Mohamed Hafez, “Damascene Athan Series” (2017) (image courtesy of Ford Foundation Gallery, photo by Sebastian Bach)
This is to say that to be embodied is to be imperiled, and perhaps to recognize this basic principle is to come closer to being fully human. So this exhibition means to find that string in me, pull it taught and strum it until my whole body vibrates with this held note. I feel all of this as I walk. I consider how this first show in a series of three organized around the theme of utopian imagination expresses our susceptibility in its very forms of denial, transference, and fetishization. If we had any doubt about the fact that we are soft, fleshy creatures with a limited time span, the ways and means we are subject to violence meted out by other human beings should wash it away.

Dread Scott, “The Blue Wall of Violence” (1999)
Still, the second part of the gallery lacks the cogency and power of the other room. It feels more makeshift, as if the curators wanted to alert us to other kinds of peril that we are subject to — sexual violence, the vulnerability of crossing borders, homelessness, being subject to the barbarity of police — but were ticking boxes.
Jasmeen Patheja uses a display of partial personal testimonies generated by a participatory project that has yielded an archive of sexual assault survivors speaking to the particular vulnerability of women’s bodies. The title of her piece, “Meet to Sleep / I Never ‘Ask For It’” (2016-2018), alludes to how blaming the victim for her own violation is another form of denying our own vulnerability. David Antonio Cruz depicts trans women who have been murdered in his “inmysleeplesssolitudetonight, portrait of the florida girls” (2019) in slightly hazy, but brightly colored paintings of his subjects — as if to memorialize the varied chromatic palette of their lives that Cruz will not allow to be dimmed in death. Dread Scott’s “The Blue Wall of Violence” (1999) is a similar kind of elegy to Black men murdered by police, though here the bodies are reduced to gun range targets holding various items in their attached cast arms. The piece recognizes that it doesn’t matter what they hold in their hands: keys, a wallet, a candy bar, a phone, or nothing at all. They are subject to violence because of who they are (much like the trans women), not because of anything they have done or could do. Nona Faustine’s “Demeter’s Morning” (2019) shows that we are vulnerable not merely to bodily injury and death, but also to the circumstances of being persistently precarious by living without a stable shelter. These are all very moving and insightful works, but the other pieces in the room make the exhibition feel diffuse, almost rambling.

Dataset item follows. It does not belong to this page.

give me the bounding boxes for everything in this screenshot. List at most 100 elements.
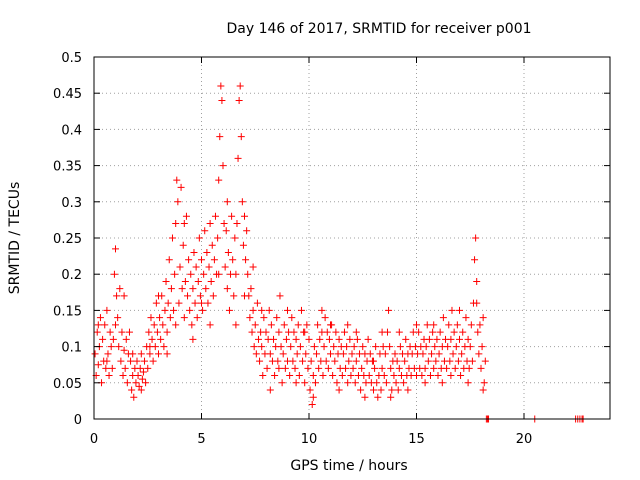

Nona Faustine, “Demeter’s Morning” (2019)
In all, the exhibition begins with boldness and then more tentative steps, as if the curators leaped into the space, and then finding themselves with a surfeit of ways that the body can be threatened and pulled apart, opted for one of each. But the utopian imagination (which will be elaborated in the subsequent shows mounted later this year), if it is to have any purchase with us at all, will have to figure out what to do with all our bodies, with their susceptibility to harm, with our contradictions, and the defenses that spring up unconsciously to guard them from being taken away from us.
Perilous Bodies, the first exhibition in the series created on the theme of Utopian Imagination, continues at the Ford Foundation Center for Social Justice (320 E 43rd Street, Midtown, Manhattan) through May 11. It was curated by Jaishri Abichandani and Natasha Becker.